Deliberately crashing a program is commonly known as a "denial of service attack" and can be a vexing experience for users, though the assaults do not necessarily result in loss or theft of data.
Earlier this week, Microsoft had to release a patch for its Windows 95 and NT operating systems that protects users from such attacks. A number of Windows users complained of being knocked off Internet chat groups after being targeted by hackers wielding a program known as "WinNuke."
The latest Java bug illustrates that Sun's technology isn't immune to security vulnerabilities, though experts still regard it as safer than other technologies, such as Microsoft's ActiveX.
Today, Sun tried to put its own spin on the Java bug, telling the news media that a University of Washington team led by Brian Bershad, an associate professor of computer science and engineering at the school, would issue a press release Monday about the bug. Sun said that bug was in the "byte code verifier of the Java virtual machine (JVM), a sort of filter that assembles Java code into usable applications as it is downloaded from the Internet."

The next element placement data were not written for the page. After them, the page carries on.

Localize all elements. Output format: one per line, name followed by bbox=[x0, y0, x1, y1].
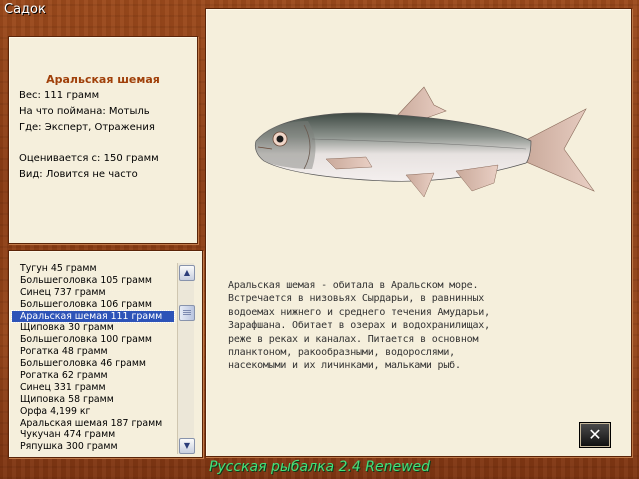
list-item[interactable]: Орфа 4,199 кг bbox=[12, 406, 174, 418]
fish-info-panel: Аральская шемая Вес: 111 грамм На что по… bbox=[8, 36, 198, 244]
footer-caption: Русская рыбалка 2.4 Renewed bbox=[208, 459, 431, 475]
list-item[interactable]: Большеголовка 106 грамм bbox=[12, 299, 174, 311]
catch-list-panel: Тугун 45 грамм Большеголовка 105 грамм Син… bbox=[8, 250, 203, 458]
list-item[interactable]: Щиповка 30 грамм bbox=[12, 322, 174, 334]
catch-list-scrollbar[interactable]: ▲ ▼ bbox=[177, 263, 195, 454]
list-item[interactable]: Аральская шемая 187 грамм bbox=[12, 418, 174, 430]
list-item[interactable]: Рогатка 48 грамм bbox=[12, 346, 174, 358]
scroll-down-icon[interactable]: ▼ bbox=[179, 438, 195, 454]
fish-description: Аральская шемая - обитала в Аральском мо… bbox=[228, 280, 490, 372]
list-item[interactable]: Щиповка 58 грамм bbox=[12, 394, 174, 406]
fish-frequency: Вид: Ловится не часто bbox=[19, 169, 138, 180]
list-item[interactable]: Большеголовка 100 грамм bbox=[12, 334, 174, 346]
list-item[interactable]: Тугун 45 грамм bbox=[12, 263, 174, 275]
catch-list[interactable]: Тугун 45 грамм Большеголовка 105 грамм Син… bbox=[11, 263, 175, 453]
fish-bait: На что поймана: Мотыль bbox=[19, 106, 150, 117]
list-item[interactable]: Синец 331 грамм bbox=[12, 382, 174, 394]
fish-name: Аральская шемая bbox=[46, 73, 160, 86]
close-x-icon[interactable]: ✕ bbox=[580, 423, 610, 447]
list-item[interactable]: Большеголовка 105 грамм bbox=[12, 275, 174, 287]
scroll-thumb[interactable] bbox=[179, 305, 195, 321]
list-item[interactable]: Ряпушка 300 грамм bbox=[12, 441, 174, 453]
fish-image bbox=[254, 86, 595, 198]
window-title: Садок bbox=[4, 2, 46, 17]
fish-valued-from: Оценивается с: 150 грамм bbox=[19, 153, 159, 164]
scroll-up-icon[interactable]: ▲ bbox=[179, 265, 195, 281]
fish-detail-panel: Аральская шемая - обитала в Аральском мо… bbox=[205, 8, 632, 457]
list-item[interactable]: Синец 737 грамм bbox=[12, 287, 174, 299]
fish-weight: Вес: 111 грамм bbox=[19, 90, 100, 101]
list-item[interactable]: Аральская шемая 111 грамм bbox=[11, 309, 175, 324]
list-item[interactable]: Рогатка 62 грамм bbox=[12, 370, 174, 382]
list-item[interactable]: Чукучан 474 грамм bbox=[12, 429, 174, 441]
list-item[interactable]: Большеголовка 46 грамм bbox=[12, 358, 174, 370]
fish-location: Где: Эксперт, Отражения bbox=[19, 122, 155, 133]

According to Sun, the verifier has a bug that could allow a hacker to send malicious code from a Web site to a user that would crash the JVM, causing a Java program to shut down unexpectedly.
The University of Washington researchers could not be reached for comment.
Sun said that it has been briefed by the University of Washington team and that it has created a fix for the bug that will ship to Java licensees immediately. Sun will also ship the fix with a new version of the Java Development Kit, version 1.1.2, due the week of May 26.
Sun said it will post more information on the new bug on its security Web site tonight.